Карола неодобрительно пискнула:

— Этот беспутный, дегенеративный…

— …развратник, — закончила Эсма.

— Я намеревалась сказать «развязный человек», — с достоинством произнесла Карола.

— Ты могла сказать «пес», — добавила Эсма.

— Или «подлец», — вставила Элен.

— Лорд Годвин — свинья! Я не могу поверить, что он привел в оперу эту проститутку. Не говорите мне, что они вошли в ложу!

Элен сидела выпрямившись, в обычной для нее позе, только подбородок был слегка вскинут.

— Да, они вошли.

— Боже мой! — вскричала Карола.

Эсма резко захлопнула веер.

— Подлец — это еще слишком мило для него.

— Я сидела с майором Керстингом, — сказала Элен. — Это был трудный момент.

— Просто ужасный, — простонала Карола, сжимая руку подруги.

— Я бы не назвала его ужасным. Но было трудно.

— Оставь, Элен! — поморщилась Эсма. — Было трудно? А по-моему, отвратительно!

— Майор Керстинг поддержал меня, — улыбнулась Элен.

— Ничего другого он и не мог, старый тупица. Не понимаю, зачем ты все время ходишь с ним?

— Он разбирается в музыке. Кроме того, не делает никаких авансов.

— Еще бы!
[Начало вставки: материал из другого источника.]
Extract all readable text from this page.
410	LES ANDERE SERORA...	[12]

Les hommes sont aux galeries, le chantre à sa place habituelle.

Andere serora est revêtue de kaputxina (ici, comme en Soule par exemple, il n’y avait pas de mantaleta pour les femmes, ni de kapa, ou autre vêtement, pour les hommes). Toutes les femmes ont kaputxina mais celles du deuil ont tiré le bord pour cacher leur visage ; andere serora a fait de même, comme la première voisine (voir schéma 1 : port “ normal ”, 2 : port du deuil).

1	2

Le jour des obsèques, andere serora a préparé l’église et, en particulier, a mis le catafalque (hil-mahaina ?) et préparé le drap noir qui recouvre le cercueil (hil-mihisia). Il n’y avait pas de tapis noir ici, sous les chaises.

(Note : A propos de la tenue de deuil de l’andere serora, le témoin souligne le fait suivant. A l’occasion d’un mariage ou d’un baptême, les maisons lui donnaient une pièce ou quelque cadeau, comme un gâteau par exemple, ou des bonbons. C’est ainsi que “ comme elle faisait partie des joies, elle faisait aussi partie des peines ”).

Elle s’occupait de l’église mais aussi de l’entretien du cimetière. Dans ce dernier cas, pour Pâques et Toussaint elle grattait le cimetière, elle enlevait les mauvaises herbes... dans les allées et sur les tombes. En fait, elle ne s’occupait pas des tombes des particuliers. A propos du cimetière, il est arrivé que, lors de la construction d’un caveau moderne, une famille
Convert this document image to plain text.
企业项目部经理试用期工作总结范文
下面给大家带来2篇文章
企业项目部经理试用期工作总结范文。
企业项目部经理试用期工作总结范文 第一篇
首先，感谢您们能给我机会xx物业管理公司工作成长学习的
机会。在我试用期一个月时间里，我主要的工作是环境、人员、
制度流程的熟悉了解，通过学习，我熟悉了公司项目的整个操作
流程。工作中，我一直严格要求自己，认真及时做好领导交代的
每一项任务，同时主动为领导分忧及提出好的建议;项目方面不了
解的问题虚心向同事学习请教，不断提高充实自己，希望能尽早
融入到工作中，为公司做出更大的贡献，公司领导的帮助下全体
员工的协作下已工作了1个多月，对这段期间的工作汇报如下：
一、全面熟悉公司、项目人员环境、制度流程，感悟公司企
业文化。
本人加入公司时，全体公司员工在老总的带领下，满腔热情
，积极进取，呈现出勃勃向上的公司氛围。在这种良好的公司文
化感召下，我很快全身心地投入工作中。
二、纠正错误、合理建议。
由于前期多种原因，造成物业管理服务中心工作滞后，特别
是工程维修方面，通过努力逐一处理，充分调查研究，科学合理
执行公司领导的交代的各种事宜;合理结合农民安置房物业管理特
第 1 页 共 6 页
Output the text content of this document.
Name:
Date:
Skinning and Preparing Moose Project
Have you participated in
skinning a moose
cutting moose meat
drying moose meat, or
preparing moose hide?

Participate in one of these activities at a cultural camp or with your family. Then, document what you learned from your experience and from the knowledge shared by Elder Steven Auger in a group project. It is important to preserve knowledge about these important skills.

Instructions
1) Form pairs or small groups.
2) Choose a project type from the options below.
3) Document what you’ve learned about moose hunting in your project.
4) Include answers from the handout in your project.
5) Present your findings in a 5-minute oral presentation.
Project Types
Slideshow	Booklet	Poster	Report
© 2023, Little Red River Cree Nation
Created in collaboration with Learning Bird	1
Ведь каждый знает, что… — Эсма замолчала.

— Что знает? — спросила Карола. — Я никогда не слышала, что майор Керстинг страстно увлечен какой-либо определенной женщиной.

— И не услышишь. В том-то все и дело, Карола. Майор предпочитает общаться с мужчинами.

— О! — Когда Карола была чем-то потрясена, глаза у нее становились круглыми, как у ребенка, и она еще больше напоминала херувима.